Saturday, November 5, 2011

Reason for Denying Difference Number Three: The Virtuous Ones

Devoutly religious people, as well as other morally upstanding folk, are often among those who insist most adamantly that women's feelings and attitudes about sex are much the same as men's. The reason is simply that the myth of sameness makes it easy to appear, and even feel, virtuous.

The man who believes that the world is full of women who want to have no-strings-attached sex with him can appear virtuous for resisting this temptation. It's easy since this temptation never actually exists.

This "virtuous" man's wife can pretend that her husband's resistance to sexual temptation reveals the strength of his love and devotion to her, when neither has actually been tested.
 
The woman who manages to convince herself that her sexual desires are much like a man's can congratulate herself for the moral willpower required to suppress these urges, when in fact she has never experienced anything remotely like male lust.

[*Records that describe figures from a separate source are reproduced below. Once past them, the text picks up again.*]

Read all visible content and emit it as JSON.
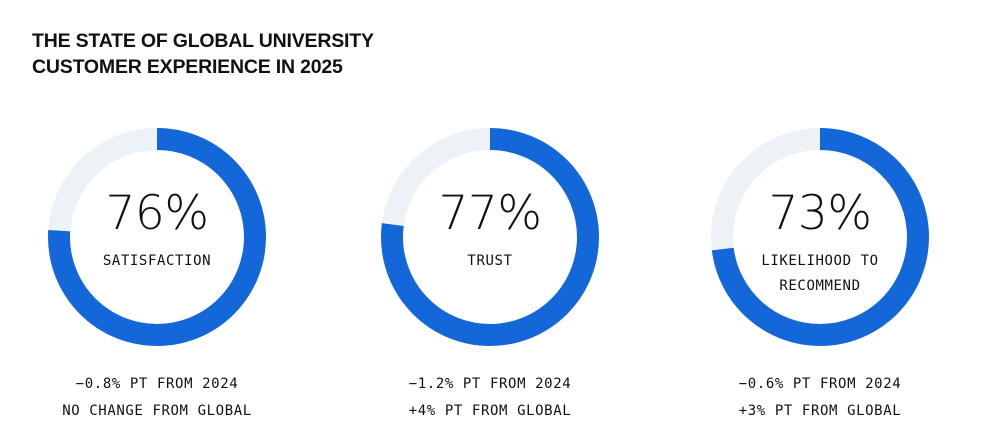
{
  "title": {
    "line1": "THE STATE OF GLOBAL UNIVERSITY",
    "line2": "CUSTOMER EXPERIENCE IN 2025"
  },
  "colors": {
    "arc": "#1467d8",
    "track": "#ecf2f6"
  },
  "chart_data": [
    {
      "type": "pie",
      "value": 76,
      "value_label": "76%",
      "label": [
        "SATISFACTION"
      ],
      "notes": [
        "−0.8% PT FROM 2024",
        "NO CHANGE FROM GLOBAL"
      ]
    },
    {
      "type": "pie",
      "value": 77,
      "value_label": "77%",
      "label": [
        "TRUST"
      ],
      "notes": [
        "−1.2% PT FROM 2024",
        "+4% PT FROM GLOBAL"
      ]
    },
    {
      "type": "pie",
      "value": 73,
      "value_label": "73%",
      "label": [
        "LIKELIHOOD TO",
        "RECOMMEND"
      ],
      "notes": [
        "−0.6% PT FROM 2024",
        "+3% PT FROM GLOBAL"
      ]
    }
  ]
}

The wife who cheats on her husband can make the wrong appear less serious if she tells herself that it was only lust. The truth is she has acted as she has for different and far more important reasons. 

These and similar delusions depend on the myth that women's and men's feelings about sex are the same. The moment we admit that women's and men's desires are quite different, this illusion of sexual virtue falls apart, and being good suddenly become much, much more difficult.